AIMÉE ANOUK (1932-2024)
L’actrice française Anouk Aimée, de son vrai nom Nicole Dreyfus, est née le 27 avril 1932 à Paris de parents acteurs, Henry Murray et Geneviève Sorya. Bientôt, le couple divorce, la guerre éclate et les origines juives de l’enfant la mettent en danger. Sa mère lui fait alors porter son nom de jeune fille, Durand, la met à l’abri loin de la capitale et réussit à l’envoyer en Angleterre. La jeune Nicole y suit des cours de théâtre et apprend l’anglais qui lui sera bientôt utile pour une carrière internationale.
La paix revenue, Nicole est remarquée et engagée pour un rôle important auprès de Viviane Romance, grande star de l’époque, pour La Maison sous la mer (1946) d’Henri Calef. À quatorze ans, elle y interprète le rôle de la jeune Anouk et adopte le prénom de son personnage au générique du film. La dynamique d’une carrière rapide se met en marche : elle est engagée pour jouer dans La Fleur de l’âge, œuvre du célèbre binôme Marcel Carné-Jacques Prévert, un film maudit dont le tournage avortera. Mais Prévert se souviendra d’elle très vite. Dès 1949, il écrit à sa mesure le rôle d’une jeune actrice qui joue Juliette dans un film et qui va faire revivre la tragédie des amants de Shakespeare : ce sera Les Amants de Vérone, d’André Cayatte. C’est à cette occasion que Prévert complète son nom de scène en suggérant Aimée pour son inscription au générique.
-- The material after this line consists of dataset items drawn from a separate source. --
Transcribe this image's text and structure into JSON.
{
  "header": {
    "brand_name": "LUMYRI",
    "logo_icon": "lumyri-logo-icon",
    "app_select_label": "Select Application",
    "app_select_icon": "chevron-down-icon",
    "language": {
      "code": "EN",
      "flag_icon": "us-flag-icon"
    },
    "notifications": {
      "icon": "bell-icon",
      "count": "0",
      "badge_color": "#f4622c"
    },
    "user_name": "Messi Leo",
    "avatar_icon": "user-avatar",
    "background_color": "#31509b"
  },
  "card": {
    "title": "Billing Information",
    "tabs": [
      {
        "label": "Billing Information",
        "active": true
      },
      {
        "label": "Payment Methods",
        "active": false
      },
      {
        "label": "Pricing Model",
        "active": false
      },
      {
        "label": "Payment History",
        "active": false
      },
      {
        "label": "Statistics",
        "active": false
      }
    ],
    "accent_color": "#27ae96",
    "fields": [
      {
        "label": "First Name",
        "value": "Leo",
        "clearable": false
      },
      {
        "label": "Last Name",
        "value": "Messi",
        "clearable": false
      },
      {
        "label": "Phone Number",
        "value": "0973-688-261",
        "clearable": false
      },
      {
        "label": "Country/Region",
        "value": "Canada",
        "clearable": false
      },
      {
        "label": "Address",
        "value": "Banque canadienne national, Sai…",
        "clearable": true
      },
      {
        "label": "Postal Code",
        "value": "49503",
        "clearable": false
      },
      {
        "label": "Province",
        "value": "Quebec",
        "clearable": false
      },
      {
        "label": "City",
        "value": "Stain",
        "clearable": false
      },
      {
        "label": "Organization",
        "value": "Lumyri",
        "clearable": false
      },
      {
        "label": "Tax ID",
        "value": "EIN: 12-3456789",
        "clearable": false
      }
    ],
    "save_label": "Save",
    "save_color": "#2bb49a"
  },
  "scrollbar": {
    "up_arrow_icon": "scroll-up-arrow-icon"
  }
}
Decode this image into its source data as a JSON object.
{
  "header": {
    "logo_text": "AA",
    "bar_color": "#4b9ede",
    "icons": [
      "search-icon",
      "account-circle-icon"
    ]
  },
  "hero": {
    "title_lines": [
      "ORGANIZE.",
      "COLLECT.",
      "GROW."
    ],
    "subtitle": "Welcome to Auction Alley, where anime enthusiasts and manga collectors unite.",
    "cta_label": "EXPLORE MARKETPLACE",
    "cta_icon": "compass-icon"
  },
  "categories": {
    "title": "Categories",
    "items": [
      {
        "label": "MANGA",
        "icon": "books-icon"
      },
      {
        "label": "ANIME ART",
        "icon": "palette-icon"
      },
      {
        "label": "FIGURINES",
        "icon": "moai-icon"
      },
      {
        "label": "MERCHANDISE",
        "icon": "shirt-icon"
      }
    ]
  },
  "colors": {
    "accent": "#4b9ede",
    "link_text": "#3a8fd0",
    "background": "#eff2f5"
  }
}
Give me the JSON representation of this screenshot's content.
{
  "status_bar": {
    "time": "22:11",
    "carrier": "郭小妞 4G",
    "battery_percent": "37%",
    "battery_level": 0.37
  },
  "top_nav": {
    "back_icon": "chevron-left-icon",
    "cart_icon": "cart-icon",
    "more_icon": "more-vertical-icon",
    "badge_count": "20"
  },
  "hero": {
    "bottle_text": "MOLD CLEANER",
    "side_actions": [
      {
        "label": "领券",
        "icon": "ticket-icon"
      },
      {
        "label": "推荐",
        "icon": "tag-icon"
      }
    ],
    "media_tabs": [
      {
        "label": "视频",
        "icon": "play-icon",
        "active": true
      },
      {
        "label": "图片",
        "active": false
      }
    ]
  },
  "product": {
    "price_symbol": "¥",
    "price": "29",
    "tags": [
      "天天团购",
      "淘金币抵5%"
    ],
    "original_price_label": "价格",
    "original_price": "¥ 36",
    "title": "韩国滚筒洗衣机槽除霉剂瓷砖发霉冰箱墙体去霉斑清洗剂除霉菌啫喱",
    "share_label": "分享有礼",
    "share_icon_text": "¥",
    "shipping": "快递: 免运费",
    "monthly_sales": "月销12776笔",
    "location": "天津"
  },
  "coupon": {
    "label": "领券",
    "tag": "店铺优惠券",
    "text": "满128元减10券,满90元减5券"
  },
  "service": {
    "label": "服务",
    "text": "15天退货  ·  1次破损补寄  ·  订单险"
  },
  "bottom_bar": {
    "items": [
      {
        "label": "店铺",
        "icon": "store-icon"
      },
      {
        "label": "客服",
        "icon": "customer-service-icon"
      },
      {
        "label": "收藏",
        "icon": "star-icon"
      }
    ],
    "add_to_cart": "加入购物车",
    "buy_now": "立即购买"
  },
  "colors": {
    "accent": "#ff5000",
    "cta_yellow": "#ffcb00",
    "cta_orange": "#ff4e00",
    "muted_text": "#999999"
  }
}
Serge Reggiani, rencontré sur La Fleur de l’âge et son partenaire dans Les Amants de Vérone, est son amoureux à la ville. Mais c’est Édouard Zimmermann qu’elle épouse, un mariage qui ne durera que quelques mois. Nico Papatakis, alors directeur du cabaret La Rose rouge à Saint-Germain-des-Prés, et bientôt réalisateur et scénariste, proche de Prévert, mais aussi de Picasso ou de Jean Genet, introduit Anouk Aimée dans le monde des arts. Elle l’épouse et aura de lui sa fille unique, Manuela. Elle tourne en Allemagne, en Angleterre (L’homme qui regardait passer les trains ; The Man Who Watched the Trains Go By, d’Harold French, 1952, où elle est encore mentionnée comme « Anouk »), mais c’est sans doute Alexandre Astruc qui, dans Le Rideau cramoisi (moyen métrage, 1952) et Les Mauvaises Rencontres (1956), dessine une ébauche de son futur personnage au cinéma. Sa beauté fine et brune dégage du mystère et impose autour d’elle le silence. Les deux films d’Astruc, bien que remarqués par la critique, restent dans le cercle d’un cinéma d’essai. Mais Anouk Aimée va être adoubée par le cinéma français « classique » en devenant, par deux fois, la partenaire de Gérard Philipe, sous la direction de deux cinéastes de prestige : Julien Duvivier (Pot-Bouille, 1957) et Jacques Becker (Montparnasse 19 ;titre original Les Amants de Montparnasse, 1958). Ses yeux magnifiques gagnent à se dissimuler sous des paupières volontiers baissées, ce qui accentue la différence énigmatique qui fait le charme de l’actrice.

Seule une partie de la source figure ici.